OVERHEARD EVERYWHERE.

I.

"How are yours getting on?"

"Oh, all right."

"How many rooms do you give them?"

"A sitting-room and two bedrooms."

"I wish we could. We have no spare sitting-room. They have meals with you, I suppose?"

"Lunch and dinner, yes."

"Do they know any English?"

"Devil a word."

"Do you know any French?"

"Precious little. But Norah does--some. I say, what does 'chin-chin' mean?"

"'Chin-chin'? Isn't that what some fellows say before they drink?"

"Well, it can't be that. Madame says it at intervals all the time her husband is talking."

"Oh, you mean 'Tiens, tiens,' don't you?"

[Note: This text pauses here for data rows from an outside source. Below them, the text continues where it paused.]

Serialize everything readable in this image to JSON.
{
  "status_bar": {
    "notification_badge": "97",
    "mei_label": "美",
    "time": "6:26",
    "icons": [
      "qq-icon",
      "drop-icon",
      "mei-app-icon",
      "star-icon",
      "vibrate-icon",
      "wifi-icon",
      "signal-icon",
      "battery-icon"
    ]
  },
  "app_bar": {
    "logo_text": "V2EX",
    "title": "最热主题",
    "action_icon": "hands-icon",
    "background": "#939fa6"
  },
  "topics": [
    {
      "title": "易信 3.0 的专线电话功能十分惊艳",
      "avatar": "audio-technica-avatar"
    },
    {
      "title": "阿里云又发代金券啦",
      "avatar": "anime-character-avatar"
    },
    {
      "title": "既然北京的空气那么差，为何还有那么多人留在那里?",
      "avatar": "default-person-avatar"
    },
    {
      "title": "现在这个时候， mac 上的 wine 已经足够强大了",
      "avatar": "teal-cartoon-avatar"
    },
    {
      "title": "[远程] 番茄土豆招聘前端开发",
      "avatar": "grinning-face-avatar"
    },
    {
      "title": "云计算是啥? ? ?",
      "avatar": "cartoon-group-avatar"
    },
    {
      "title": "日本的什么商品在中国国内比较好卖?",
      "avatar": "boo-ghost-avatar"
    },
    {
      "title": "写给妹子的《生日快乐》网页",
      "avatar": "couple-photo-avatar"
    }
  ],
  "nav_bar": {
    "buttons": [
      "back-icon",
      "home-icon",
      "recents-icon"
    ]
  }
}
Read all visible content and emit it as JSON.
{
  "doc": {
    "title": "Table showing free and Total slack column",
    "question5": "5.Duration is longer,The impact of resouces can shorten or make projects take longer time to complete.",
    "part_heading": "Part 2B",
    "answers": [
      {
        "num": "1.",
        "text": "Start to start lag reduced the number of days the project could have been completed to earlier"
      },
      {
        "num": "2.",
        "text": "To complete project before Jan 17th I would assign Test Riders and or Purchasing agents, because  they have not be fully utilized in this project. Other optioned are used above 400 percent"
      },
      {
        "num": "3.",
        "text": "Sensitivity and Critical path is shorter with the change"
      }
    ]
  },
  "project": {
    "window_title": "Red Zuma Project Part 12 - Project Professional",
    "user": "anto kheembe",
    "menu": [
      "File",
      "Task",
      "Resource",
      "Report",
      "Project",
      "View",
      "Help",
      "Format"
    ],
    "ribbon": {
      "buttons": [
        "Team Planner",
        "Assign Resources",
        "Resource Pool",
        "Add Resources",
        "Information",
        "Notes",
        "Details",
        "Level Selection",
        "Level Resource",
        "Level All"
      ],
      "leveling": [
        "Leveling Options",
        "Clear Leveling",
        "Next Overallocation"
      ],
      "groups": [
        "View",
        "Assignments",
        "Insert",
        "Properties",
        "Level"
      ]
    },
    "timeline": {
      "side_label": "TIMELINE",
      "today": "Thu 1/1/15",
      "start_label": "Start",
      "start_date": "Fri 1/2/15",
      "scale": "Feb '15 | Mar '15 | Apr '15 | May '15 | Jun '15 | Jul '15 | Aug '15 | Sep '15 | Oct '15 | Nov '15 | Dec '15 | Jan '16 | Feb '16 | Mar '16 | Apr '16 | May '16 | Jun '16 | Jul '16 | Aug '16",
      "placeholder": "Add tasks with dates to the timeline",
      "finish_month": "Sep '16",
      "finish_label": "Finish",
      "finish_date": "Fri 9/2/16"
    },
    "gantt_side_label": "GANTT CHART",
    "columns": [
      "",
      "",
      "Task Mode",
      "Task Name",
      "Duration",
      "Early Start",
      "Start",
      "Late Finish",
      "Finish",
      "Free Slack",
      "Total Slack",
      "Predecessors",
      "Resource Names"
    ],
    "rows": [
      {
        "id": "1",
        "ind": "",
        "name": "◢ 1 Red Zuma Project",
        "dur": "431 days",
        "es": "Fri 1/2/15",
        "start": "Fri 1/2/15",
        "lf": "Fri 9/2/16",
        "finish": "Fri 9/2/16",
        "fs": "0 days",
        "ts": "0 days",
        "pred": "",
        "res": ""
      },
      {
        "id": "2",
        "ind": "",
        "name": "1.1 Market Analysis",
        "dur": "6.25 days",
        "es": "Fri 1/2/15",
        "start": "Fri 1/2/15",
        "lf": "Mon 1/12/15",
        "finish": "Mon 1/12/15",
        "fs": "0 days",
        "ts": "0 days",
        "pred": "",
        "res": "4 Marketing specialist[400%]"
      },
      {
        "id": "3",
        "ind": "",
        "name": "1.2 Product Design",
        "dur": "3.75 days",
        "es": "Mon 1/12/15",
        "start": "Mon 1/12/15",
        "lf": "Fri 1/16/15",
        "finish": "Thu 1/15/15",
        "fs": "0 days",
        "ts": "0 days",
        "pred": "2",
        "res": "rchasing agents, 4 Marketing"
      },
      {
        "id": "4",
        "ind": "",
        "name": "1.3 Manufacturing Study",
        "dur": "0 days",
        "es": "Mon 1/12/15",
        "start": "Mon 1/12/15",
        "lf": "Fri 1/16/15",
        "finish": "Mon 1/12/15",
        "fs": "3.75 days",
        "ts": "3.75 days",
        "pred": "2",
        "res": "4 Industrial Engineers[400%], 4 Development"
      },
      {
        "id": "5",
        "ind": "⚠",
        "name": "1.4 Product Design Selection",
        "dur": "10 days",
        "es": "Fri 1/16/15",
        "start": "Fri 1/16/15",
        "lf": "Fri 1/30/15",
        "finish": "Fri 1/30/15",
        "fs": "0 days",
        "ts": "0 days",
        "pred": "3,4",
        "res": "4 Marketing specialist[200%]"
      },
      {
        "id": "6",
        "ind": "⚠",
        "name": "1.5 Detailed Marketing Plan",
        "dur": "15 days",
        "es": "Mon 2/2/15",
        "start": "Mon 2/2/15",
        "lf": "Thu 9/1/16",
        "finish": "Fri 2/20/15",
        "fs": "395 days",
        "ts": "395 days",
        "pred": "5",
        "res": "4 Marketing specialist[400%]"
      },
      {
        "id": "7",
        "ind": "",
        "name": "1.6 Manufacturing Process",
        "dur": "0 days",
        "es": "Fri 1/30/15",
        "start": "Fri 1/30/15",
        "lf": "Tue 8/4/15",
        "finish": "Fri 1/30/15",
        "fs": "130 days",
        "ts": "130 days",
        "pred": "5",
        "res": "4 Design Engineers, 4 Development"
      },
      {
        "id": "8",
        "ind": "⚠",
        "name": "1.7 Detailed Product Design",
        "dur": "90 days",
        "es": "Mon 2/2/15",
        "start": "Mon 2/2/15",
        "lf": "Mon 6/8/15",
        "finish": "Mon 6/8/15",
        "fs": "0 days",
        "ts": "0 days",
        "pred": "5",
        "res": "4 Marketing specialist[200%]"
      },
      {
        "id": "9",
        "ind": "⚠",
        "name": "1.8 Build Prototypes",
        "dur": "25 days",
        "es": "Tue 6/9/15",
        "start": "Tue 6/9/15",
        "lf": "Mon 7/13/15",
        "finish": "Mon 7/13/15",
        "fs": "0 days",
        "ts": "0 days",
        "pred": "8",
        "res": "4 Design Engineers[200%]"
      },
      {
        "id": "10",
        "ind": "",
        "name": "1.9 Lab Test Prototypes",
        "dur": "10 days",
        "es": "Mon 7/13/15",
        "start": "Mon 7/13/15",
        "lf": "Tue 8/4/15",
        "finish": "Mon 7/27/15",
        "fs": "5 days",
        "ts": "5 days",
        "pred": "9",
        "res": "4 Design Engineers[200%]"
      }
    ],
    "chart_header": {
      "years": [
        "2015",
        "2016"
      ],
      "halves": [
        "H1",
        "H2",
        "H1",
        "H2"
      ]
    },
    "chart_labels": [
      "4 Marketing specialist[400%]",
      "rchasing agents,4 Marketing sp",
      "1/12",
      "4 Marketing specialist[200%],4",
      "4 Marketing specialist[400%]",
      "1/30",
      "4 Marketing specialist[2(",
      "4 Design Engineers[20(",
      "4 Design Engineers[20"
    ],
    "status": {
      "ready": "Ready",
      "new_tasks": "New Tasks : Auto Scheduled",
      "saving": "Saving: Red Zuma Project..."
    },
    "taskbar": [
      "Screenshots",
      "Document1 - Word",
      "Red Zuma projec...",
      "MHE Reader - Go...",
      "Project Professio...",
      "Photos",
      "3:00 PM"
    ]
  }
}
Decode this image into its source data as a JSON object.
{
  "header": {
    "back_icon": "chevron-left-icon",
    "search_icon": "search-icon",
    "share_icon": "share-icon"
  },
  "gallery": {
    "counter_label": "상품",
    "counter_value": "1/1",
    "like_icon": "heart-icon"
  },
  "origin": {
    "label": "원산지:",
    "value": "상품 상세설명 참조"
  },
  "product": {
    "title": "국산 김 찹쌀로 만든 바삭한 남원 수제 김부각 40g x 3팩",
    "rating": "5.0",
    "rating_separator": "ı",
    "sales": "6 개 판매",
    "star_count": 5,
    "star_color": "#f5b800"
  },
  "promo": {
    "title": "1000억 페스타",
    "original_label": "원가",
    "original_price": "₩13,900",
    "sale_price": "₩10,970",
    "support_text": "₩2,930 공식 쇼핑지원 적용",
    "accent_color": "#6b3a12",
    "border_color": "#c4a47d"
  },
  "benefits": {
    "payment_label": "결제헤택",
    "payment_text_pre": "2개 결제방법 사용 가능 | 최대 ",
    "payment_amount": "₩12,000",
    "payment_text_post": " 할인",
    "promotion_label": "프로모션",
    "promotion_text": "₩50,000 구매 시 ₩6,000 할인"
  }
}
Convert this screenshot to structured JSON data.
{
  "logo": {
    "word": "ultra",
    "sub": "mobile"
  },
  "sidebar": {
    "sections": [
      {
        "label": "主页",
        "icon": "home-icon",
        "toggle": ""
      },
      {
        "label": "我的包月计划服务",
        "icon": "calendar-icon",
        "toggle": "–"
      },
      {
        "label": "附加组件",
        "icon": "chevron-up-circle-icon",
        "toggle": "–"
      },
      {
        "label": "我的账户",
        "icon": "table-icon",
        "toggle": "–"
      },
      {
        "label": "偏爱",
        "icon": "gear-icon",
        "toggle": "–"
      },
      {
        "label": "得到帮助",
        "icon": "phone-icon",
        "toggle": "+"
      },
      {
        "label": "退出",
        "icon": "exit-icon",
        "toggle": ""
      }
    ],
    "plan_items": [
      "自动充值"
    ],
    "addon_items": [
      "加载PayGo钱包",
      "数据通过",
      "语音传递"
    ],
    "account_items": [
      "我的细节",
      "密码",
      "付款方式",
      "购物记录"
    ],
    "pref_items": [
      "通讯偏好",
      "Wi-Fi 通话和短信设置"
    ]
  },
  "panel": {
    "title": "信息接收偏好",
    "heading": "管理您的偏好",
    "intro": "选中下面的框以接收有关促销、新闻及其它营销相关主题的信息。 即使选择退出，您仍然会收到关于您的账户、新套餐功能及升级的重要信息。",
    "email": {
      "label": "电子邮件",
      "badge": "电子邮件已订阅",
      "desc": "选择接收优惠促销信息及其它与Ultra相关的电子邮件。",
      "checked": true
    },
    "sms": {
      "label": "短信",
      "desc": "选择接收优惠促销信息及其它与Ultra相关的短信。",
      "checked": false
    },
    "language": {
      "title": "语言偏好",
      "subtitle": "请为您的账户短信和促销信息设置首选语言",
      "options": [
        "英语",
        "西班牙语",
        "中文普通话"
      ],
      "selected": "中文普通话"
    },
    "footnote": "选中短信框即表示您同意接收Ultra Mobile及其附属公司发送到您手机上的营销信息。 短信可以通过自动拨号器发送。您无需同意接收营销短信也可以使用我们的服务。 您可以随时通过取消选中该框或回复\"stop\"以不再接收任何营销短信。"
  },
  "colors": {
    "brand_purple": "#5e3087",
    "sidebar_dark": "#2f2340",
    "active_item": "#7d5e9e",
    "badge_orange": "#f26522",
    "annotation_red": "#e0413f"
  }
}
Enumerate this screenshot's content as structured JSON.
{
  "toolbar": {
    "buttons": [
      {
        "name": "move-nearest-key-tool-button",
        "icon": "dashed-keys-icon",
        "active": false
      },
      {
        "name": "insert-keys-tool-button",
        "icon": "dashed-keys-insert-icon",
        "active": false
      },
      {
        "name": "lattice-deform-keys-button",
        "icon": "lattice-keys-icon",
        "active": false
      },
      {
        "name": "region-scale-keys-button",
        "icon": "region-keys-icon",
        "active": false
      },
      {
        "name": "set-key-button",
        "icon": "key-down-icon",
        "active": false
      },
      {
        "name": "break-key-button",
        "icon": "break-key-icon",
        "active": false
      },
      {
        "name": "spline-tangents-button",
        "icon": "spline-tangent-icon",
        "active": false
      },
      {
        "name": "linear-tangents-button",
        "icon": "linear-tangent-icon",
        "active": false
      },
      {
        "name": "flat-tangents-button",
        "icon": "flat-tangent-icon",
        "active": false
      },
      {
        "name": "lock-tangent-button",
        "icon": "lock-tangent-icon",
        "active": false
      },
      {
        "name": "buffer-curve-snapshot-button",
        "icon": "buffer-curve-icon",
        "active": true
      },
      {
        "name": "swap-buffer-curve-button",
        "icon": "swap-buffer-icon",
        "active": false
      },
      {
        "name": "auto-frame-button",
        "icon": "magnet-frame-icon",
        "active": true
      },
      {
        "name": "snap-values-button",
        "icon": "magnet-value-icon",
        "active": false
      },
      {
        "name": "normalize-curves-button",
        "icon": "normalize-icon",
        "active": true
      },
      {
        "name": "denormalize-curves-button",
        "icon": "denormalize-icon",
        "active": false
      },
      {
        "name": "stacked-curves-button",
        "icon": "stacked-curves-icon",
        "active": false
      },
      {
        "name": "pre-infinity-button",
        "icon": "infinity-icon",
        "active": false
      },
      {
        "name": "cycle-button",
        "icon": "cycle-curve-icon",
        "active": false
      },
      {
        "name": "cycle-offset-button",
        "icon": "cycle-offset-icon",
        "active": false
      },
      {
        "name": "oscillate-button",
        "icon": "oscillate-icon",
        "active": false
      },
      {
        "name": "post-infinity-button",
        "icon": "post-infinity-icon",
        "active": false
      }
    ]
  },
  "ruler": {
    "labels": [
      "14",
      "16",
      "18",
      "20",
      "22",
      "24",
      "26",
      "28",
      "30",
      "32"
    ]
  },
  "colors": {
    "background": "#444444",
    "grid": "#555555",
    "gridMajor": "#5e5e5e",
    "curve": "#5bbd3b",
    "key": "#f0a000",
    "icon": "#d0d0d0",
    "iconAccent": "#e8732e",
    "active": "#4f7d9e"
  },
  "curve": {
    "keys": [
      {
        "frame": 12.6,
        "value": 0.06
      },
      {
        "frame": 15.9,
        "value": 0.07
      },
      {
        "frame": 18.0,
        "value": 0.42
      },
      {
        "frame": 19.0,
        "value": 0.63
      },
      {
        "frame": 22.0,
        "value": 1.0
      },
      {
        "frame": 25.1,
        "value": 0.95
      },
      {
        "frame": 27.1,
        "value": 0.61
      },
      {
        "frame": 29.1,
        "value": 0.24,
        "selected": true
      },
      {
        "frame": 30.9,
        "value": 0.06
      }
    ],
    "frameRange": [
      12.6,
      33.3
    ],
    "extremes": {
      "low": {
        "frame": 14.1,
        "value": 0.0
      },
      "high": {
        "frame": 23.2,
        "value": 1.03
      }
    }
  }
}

"Perhaps. What does it mean, anyway?"

"It's just an exclamation like 'Really' or 'Just think of that!'"

"Thank Heaven I know! You've taken a terrible load off my mind."

"Do they eat much?"

"Well, I should call their appetites healthy."

"Same with ours. But it's all right. I shouldn't mind if they ate twice as much."

II.

"Do yours do anything?"

"Monsieur is an artist. Madame mends lace beautifully."

"What does he paint?"

"Well, he hasn't painted anything yet, but he says he's an artist. He looks like one. He goes to the National Gallery."

"Why don't you ask him to paint one of the children?"

"My dear, they're terrified of him! They won't come into the room."

III.

"Are you having an easy time with yours?"

"Moderate. Only Jack behaves so badly. After every meal Monsieur always begins a long speech about their indebtedness to us and all the rest of it, and Jack will walk out in the middle."

"What do you talk about?"

"Well, for the most part about the terrible privations before they got away. But now and then they will tell _risqué_ stories. More than _risqué_--really shocking. Jack does his best to get them off it, but he never succeeds. They seem to think we expect it."